Most investors consider themselves to be contrarians, just as most people think of themselves as above-average drivers, moderate voters and sensible shoppers.
What should advisers do when clients want a contrary mutual fund? Remind them that few mutual funds dare to put the word “contrarian” in their name, and even fewer have long-term records that prove the wisdom of going against the crowd.
The Morningstar database lists seven funds with “contrarian” in their names, assuming you include the daddy of them all, the $109 billion
Fidelity Contrafund (FCNTX). All but two — Linde Hansen Contrarian Value A (LHVAX) and Janus Contrarian (JACNX) — are beating their category peers this year.
Taking a longer view, however, contrarians haven't fared well. Of the seven funds with “contrarian” in their names, six have five-year records, and just three —
Columbia Contrarian Core (SMGIX), Meridian Contrarian Legacy (MVALX) and Fidelity Contrafund — rank above-average in their category. Your odds of picking a winning contrarian fund five years ago was 50-50.

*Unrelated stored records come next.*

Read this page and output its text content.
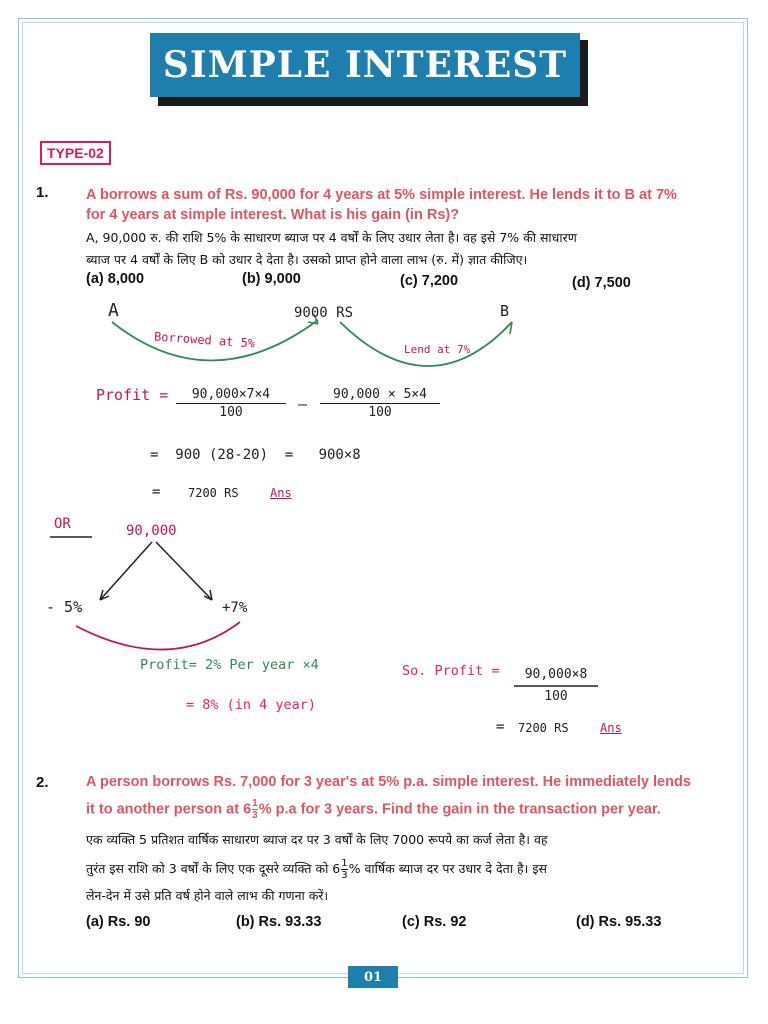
SIMPLE INTEREST
TYPE-02
1.	A borrows a sum of Rs. 90,000 for 4 years at 5% simple interest. He lends it to B at 7%
for 4 years at simple interest. What is his gain (in Rs)?
A, 90,000 रु. की राशि 5% के साधारण ब्याज पर 4 वर्षों के लिए उधार लेता है। वह इसे 7% की साधारण
ब्याज पर 4 वर्षों के लिए B को उधार दे देता है। उसको प्राप्त होने वाला लाभ (रु. में) ज्ञात कीजिए।
(a) 8,000	(b) 9,000	(c) 7,200	(d) 7,500
A	9000 RS	B
Borrowed at 5%	Lend at 7%
Profit = $\frac{90,000\times 7\times 4}{100} - \frac{90,000 \times 5\times 4}{100}$
=  900 (28-20)  =   900×8
= 7200 RS	Ans
OR	90,000
- 5%	+7%
Profit= 2% Per year ×4
= 8% (in 4 year)
So. Profit =	90,000×8
100
= 7200 RS	Ans
2.	A person borrows Rs. 7,000 for 3 year's at 5% p.a. simple interest. He immediately lends
it to another person at $6 \frac{1}{3}$ % p.a for 3 years. Find the gain in the transaction per year.
एक व्यक्ति 5 प्रतिशत वार्षिक साधारण ब्याज दर पर 3 वर्षों के लिए 7000 रूपये का कर्ज लेता है। वह
तुरंत इस राशि को 3 वर्षों के लिए एक दूसरे व्यक्ति को $6 \frac{1}{3}$ % वार्षिक ब्याज दर पर उधार दे देता है। इस
लेन-देन में उसे प्रति वर्ष होने वाले लाभ की गणना करें।
(a) Rs. 90	(b) Rs. 93.33	(c) Rs. 92	(d) Rs. 95.33
01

Making matters worse, the two contrarian funds that have fared well this year —
Virtus Contrarian A (FMIVX) and Hodges Pure Contrarian (HDPCX) have fared exceptionally well. The Virtus offering is up 15.63% this year, while Hodges is up 40.66%. Both have been wretched performers the past five years, however, falling into the bottom 20% of their peers.
Why the poor showing among contrarian funds generally? In the first place, being a contrarian involves a lot more than simply buying what other people are selling. A real contrarian tries to look for inflection points of maximum pessimism about a particular stock or industry.
And that's easier said than done. Some of the most beaten-up members of the Standard & Poor's 500 stock index were American International Group (AIG), down 99.5%, Fifth Third Bancorp (FITB), down 95.8%, and Huntington Bancshares (HBAN), down 93.5%. All three are up more than 900% since the bear market bottom of March 9, 2009.
At the time, most investors were treating financial services stocks like rabid cobras, and with good reason: The financial system was teetering on the edge of collapse. Even if you were particularly clever and decided to invest in financials, you could have chosen Cascade Bancorp (CACB), down 38% from the market low, or, even worse, Freddie Mac or Fannie Mae, now buried somewhere in the third circle of stock trading hell.
“Being contrarian for the sake of being contrarian doesn't necessarily help you,” said Adam Strauss, manager of the Appleseed fund (APPLX). “You could have bought Lehman Brothers stock after it was down 90% and lost 100% of your money.”
The two contrarian funds with the best long-term records are Columbia Contrarian Core and Fidelity Contrafund. Columbia's offering has been run by Guy Pope the past 11 years, and he's averaged a 10.15% average annual gain during his tenure. He's up 6.37% so far this year, slightly behind the S&P 500's 7.21% gain. The fund is overweight in financial services, healthcare and communications services, and holds about 4% cash. A full 88% of the portfolio is in U.S. stock.
Fidelity Contrafund is up an average annual 8.72% the past decade, vs. an average 7.67% a year for the S&P 500. The fund is up just 2.91% this year, held back by its overweights in financial services and technology. It's got less than 2% of its assets in cash.
The problem with both funds is that neither are exactly undiscovered. In the large-cap universe, however, size is not as much an impediment: There's plenty of Facebook (FB) and General Electric (GE) for everyone. (Contrafund has a 52,406,084 shares of Facebook, which makes it the largest mutual fund shareholder of the stock, according to Morningstar. But Contrafund's stake is just 1.83% of the social network's shares outstanding.)
What's the best bet for a client who wants to be contrary? In today's current market environment, just being bullish seems fairly contrary. And, at least at the moment, the larger contrarian funds seem to have the most going for them.